背景と目的:嚢胞性下垂体腺腫はMR画像で固形増強成分を認めない場合、Rathke cleft cystsに類似することがあり、術前の鑑別により治療戦略をより適切に選択することができる。 我々は、嚢胞性下垂体腺腫とRathke cleft cystの鑑別のためのMR画像特徴の診断可能性を調査し、診断モデルを開発した。

材料と方法 本レトロスペクティブ研究は,MR画像診断後に手術を受けた嚢胞性下垂体腺腫54例(女性40例,平均年齢37.7歳)およびRathke cleft cyst 28例(女性18例,平均年齢31.5歳)を対象とした。 以下の画像的特徴を評価した:体液-液体レベルの有無、T2強調画像での低輝度リム、隔壁、正中線外の位置、嚢胞内結節の有無、サイズ変化、信号変化。 ロジスティック回帰分析の結果に基づいて、嚢胞性下垂体腺腫とRathke cleft cystsを区別するための診断樹モデルが開発された。 外部検証は、嚢胞性下垂体腺腫の患者16人とRathke cleft cystの患者8人を追加して実施した。

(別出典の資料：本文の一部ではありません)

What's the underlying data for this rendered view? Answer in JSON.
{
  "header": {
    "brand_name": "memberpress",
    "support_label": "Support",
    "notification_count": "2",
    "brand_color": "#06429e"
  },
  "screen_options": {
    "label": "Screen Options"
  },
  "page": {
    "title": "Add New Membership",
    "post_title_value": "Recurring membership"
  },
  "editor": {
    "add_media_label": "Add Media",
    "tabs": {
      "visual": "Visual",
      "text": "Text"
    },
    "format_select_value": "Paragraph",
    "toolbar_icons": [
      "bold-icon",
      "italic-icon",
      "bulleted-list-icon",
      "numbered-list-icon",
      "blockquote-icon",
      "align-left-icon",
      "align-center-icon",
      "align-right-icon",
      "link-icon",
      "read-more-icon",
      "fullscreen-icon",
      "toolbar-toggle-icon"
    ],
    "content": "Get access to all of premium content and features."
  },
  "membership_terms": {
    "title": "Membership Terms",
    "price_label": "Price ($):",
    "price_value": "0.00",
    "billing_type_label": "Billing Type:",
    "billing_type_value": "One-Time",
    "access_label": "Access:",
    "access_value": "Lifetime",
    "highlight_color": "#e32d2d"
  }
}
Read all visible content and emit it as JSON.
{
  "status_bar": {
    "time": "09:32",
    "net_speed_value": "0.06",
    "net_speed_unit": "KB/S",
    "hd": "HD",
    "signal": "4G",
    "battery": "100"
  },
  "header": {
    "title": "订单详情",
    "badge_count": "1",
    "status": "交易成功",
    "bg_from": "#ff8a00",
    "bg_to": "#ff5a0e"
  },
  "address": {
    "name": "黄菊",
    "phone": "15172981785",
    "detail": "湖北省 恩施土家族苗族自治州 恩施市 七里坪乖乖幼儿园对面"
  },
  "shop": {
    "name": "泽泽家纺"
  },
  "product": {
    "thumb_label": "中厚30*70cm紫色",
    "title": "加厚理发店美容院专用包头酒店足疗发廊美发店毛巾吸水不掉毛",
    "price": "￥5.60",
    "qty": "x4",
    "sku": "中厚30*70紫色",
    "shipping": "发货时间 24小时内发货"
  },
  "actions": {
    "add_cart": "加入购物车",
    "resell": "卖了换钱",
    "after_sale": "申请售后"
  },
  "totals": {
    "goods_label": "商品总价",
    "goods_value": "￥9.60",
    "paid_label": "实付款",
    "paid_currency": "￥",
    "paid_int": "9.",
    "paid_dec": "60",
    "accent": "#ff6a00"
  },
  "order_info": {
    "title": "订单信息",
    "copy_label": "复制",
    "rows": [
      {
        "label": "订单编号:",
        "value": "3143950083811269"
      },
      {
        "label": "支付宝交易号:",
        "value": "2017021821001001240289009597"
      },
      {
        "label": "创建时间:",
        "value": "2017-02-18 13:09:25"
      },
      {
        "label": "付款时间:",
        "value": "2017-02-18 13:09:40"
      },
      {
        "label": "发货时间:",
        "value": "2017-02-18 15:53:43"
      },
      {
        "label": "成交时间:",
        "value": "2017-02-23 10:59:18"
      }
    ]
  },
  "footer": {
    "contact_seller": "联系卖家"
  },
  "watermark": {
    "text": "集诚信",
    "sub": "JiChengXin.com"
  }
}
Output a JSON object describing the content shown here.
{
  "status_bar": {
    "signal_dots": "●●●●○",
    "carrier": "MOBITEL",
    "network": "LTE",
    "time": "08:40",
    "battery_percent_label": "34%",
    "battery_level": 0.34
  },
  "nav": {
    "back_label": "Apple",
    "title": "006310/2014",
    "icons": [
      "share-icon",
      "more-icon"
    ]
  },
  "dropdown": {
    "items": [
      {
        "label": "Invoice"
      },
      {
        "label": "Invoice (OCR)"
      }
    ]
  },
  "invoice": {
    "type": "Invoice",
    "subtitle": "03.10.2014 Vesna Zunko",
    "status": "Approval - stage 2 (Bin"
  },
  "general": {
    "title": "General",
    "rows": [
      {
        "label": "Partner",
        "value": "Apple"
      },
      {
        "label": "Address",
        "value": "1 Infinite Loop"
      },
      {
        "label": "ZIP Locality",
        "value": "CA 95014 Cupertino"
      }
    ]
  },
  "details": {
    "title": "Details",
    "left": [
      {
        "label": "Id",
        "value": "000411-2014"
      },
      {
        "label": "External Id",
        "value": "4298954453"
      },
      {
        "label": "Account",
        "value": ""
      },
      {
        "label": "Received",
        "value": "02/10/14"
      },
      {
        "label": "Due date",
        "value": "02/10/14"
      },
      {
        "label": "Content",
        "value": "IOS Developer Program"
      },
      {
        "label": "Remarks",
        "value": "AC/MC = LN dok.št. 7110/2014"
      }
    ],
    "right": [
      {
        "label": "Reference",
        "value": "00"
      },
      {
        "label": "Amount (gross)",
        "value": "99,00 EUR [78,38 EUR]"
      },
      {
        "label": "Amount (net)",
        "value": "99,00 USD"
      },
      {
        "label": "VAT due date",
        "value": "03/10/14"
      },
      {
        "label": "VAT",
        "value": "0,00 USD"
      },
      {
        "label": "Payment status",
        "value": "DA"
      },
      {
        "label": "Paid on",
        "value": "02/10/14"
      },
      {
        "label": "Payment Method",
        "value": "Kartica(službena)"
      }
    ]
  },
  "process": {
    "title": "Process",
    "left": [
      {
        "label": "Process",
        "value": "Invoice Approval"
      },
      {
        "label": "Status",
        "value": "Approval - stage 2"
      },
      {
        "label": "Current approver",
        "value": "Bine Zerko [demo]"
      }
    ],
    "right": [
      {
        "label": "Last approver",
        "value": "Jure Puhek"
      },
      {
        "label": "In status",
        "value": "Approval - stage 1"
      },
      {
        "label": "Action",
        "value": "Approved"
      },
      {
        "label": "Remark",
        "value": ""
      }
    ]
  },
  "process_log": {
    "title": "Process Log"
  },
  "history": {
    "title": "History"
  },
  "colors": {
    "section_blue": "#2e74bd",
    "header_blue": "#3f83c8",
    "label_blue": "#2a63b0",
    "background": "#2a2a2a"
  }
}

結果 下垂体腺腫では、体液流動性レベル、T2強調画像での低輝度リム、隔壁、および正中線外側の位置の存在がより一般的であったが、Rathke cleft cystでは、嚢胞内結節の存在がより一般的であった。 多重ロジスティック回帰分析により、嚢胞性下垂体腺腫およびRathke cleft cystsは、体液-液体レベル、隔壁、正中線外側の位置、および嚢胞内結節の存在に基づいて区別できることが示された(それぞれ、P = 0.006, 0.032, 0.001, および 0.023). 外部検証集団の24人の患者のうち、22人がこの研究で使用された診断ツリーモデルに基づいて正しく分類された。

Conclusions: この診断樹モデルを用いた系統的アプローチは,嚢胞性下垂体腺腫とRathke cleft cystsとの鑑別に有用である。